Ten years on from bringing about Oasis’ demise with a double-pronged guitar-and-plum attack on his older brother in a Paris green room, Liam Gallagher finds himself on the crest of a wave of solo success that, to his credit, has been achieved more than anything through sheer force of personality. Knowing full well that fans of his old band are not, in the main, renowned for the breadth of their musical tastes, he’s successfully positioned himself as the no-nonsense rock and roll man of the people to Noel’s po-faced, highbrow psychedelic experimentalist, which is apparently what a significant swathe of Oasis followers have come to regard him as now that he’s started making music that sounds vaguely like Primal Scream.
All of which is to say that Liam cuts the more endearing figure of the two these days; his irreverent Twitter presence contrasts favourably with Noel’s increasingly tiresome old-man-yells-at-cloud routine, whilst his onstage embrace of the Oasis catalogue and open admission that his new material is written collaboratively means that he is unquestionably the bigger live draw of the two. He is an unabashed crowd-pleaser.
Inevitably, that throws up questions as to the value of his recorded output. Commercially, there’s plenty of it; 2017’s debut, As You Were, went platinum, boosted considerably by the fact that there is a significant crossover between Gallagher’s audience and the section of the public that still buys physical records as a matter of course. It’s hard not to get the sense, though, that when you’re capable of fetching 50,000 tickets at Old Trafford cricket ground and a similar number at Finsbury Park, the album becomes a vehicle to tour behind – a couple of big-hitting new singles, a handful of the same from As You Were, a slew of Oasis classics make for a winning formula in that kind of environment.
In truth, though, it seems aimless to nit-pick with Why Me? Why Not., the title of which handily provides Gallagher with a new Twitter catchphrase. It is a thoroughly robust collection and there’s no shame in turning out meat-and-potatoes fare if doing so means playing to your biggest strength. Gallagher’s snarl and swagger have often been approximated but never quite bettered and the songwriting nexus surrounding him, primarily composed of Greg Kurstin and Andrew Wyatt, clearly understands that Gallagher sounds at its best when he pitches up somewhere halfway between Oasis’ arena-readiness and the slightly more measured territory inhabited by his sixties heroes.

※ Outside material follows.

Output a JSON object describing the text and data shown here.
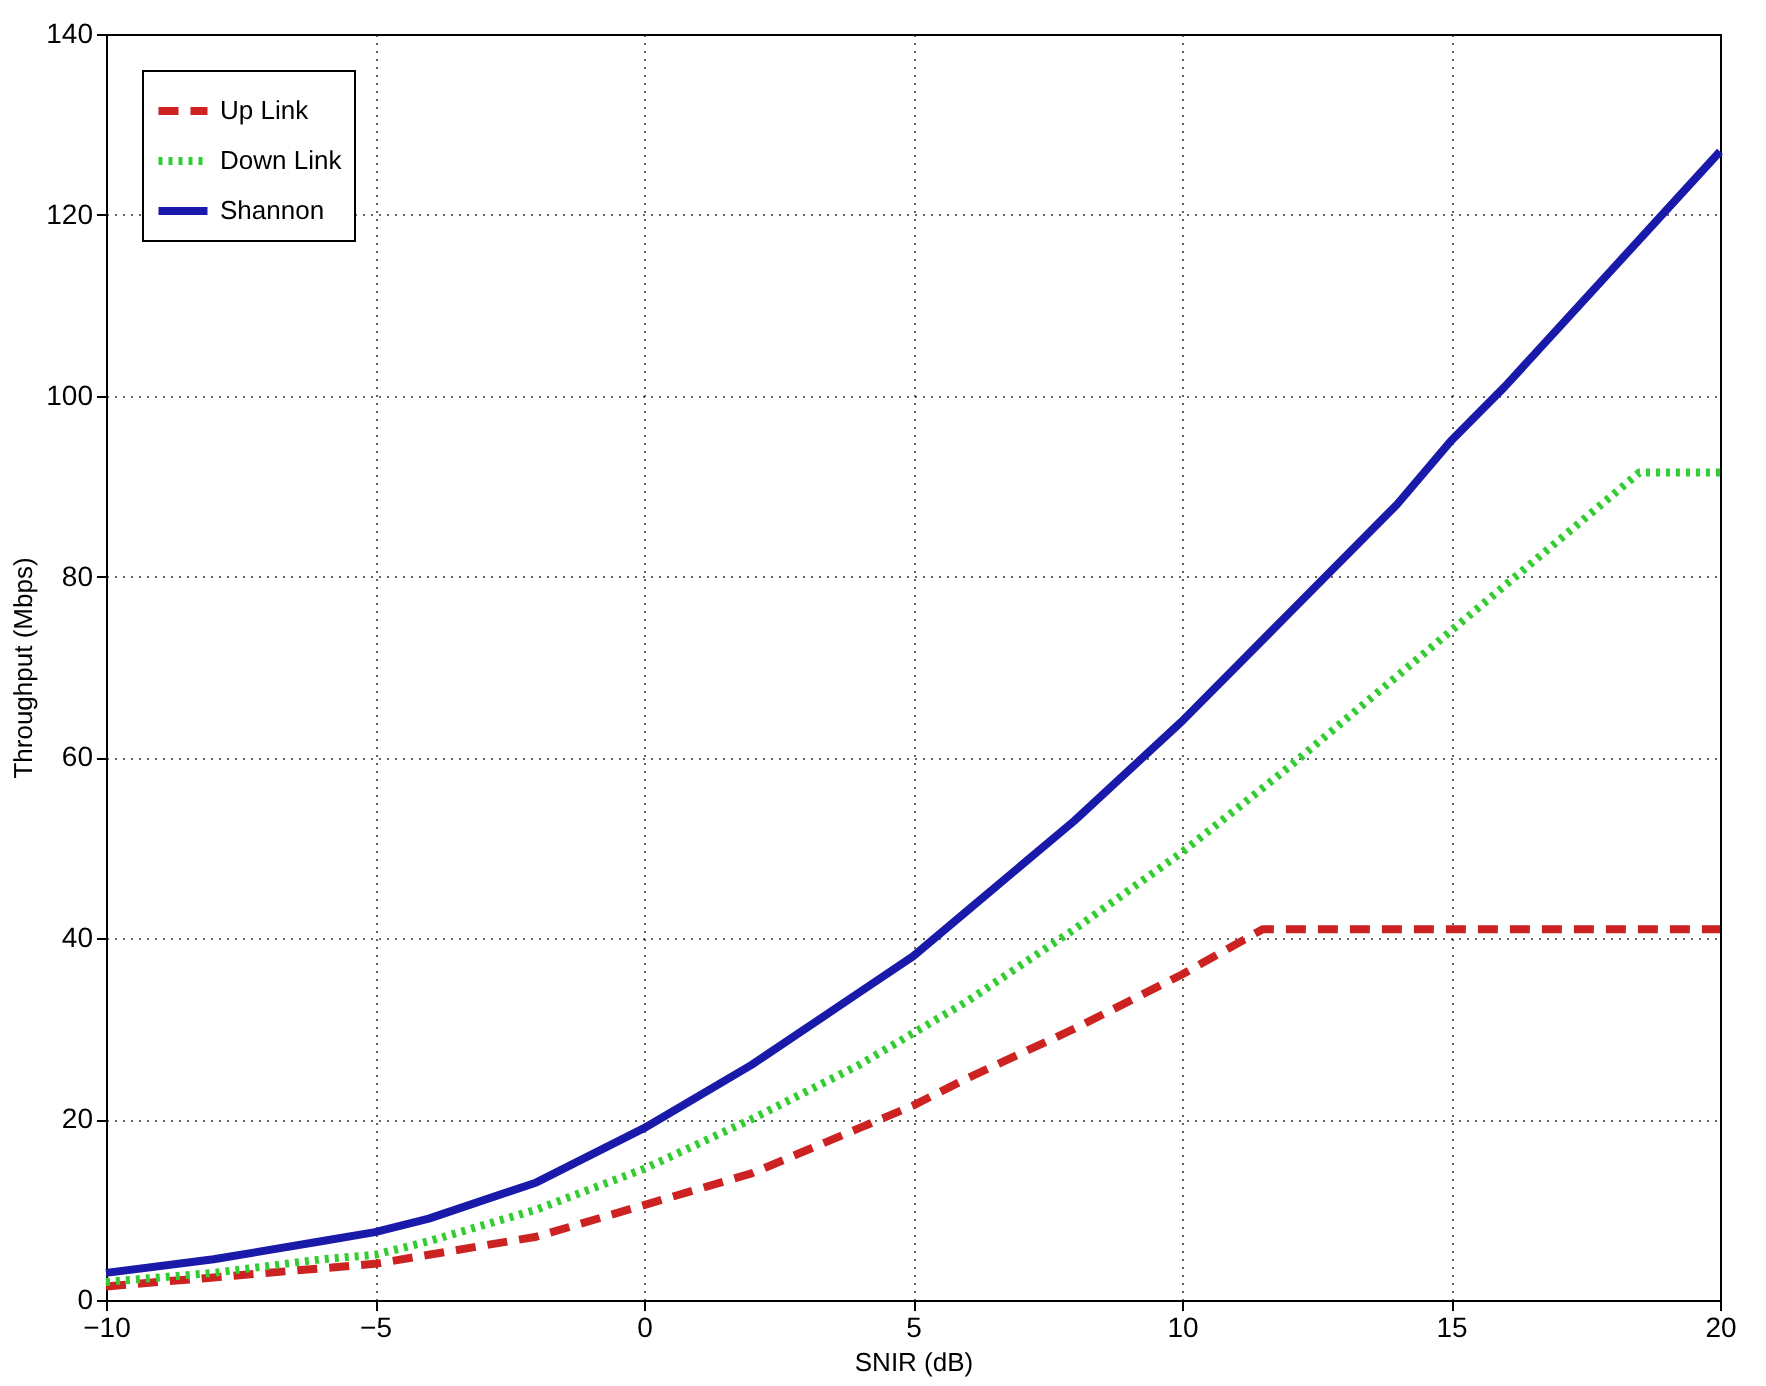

We get the former on ‘One of Us’, ‘The River’ and the standout, the title track, on which the guitars directly reference ‘Slide Away’. The latter, meanwhile is discernible on a clutch of tracks that bring the acoustic guitar to the fore – ‘Now That I’ve Found You’ and ‘Alright Now’, both forgettable, and ‘Meadow’, a pleasingly woozy stab at the sound that defined 1967 on Sgt. Pepper’s Lonely Hearts Club Band and Their Satanic Majesties Request.
Speaking of the Stones, it wouldn’t be an album from either Gallagher without a bare-faced rip-off and whoever owns the rights to ‘Let’s Spend the Night Together’ these days – whether it be Jagger, Richards, Allen Klein’s ABKCO or some combination of the three – will be paying very close attention to ‘Halo’. Still, like the rest of Why Me? Why Not., that’ll surprise nobody – everybody expected more of the same just as last time out, this is Liam Gallagher at his most polished, happy to keep on playing the rock star part he’s best loved for, even if that means the music’s just fine. It’s also as close as Oasis fans are likely to get to a continuation of the band, particularly for as long as Gallagher continues to demonstrate an impressive propensity for lacing his declarations of readiness for a reunion with threats of violence against the one man he actually needs to convince. All things considered, then – as you were.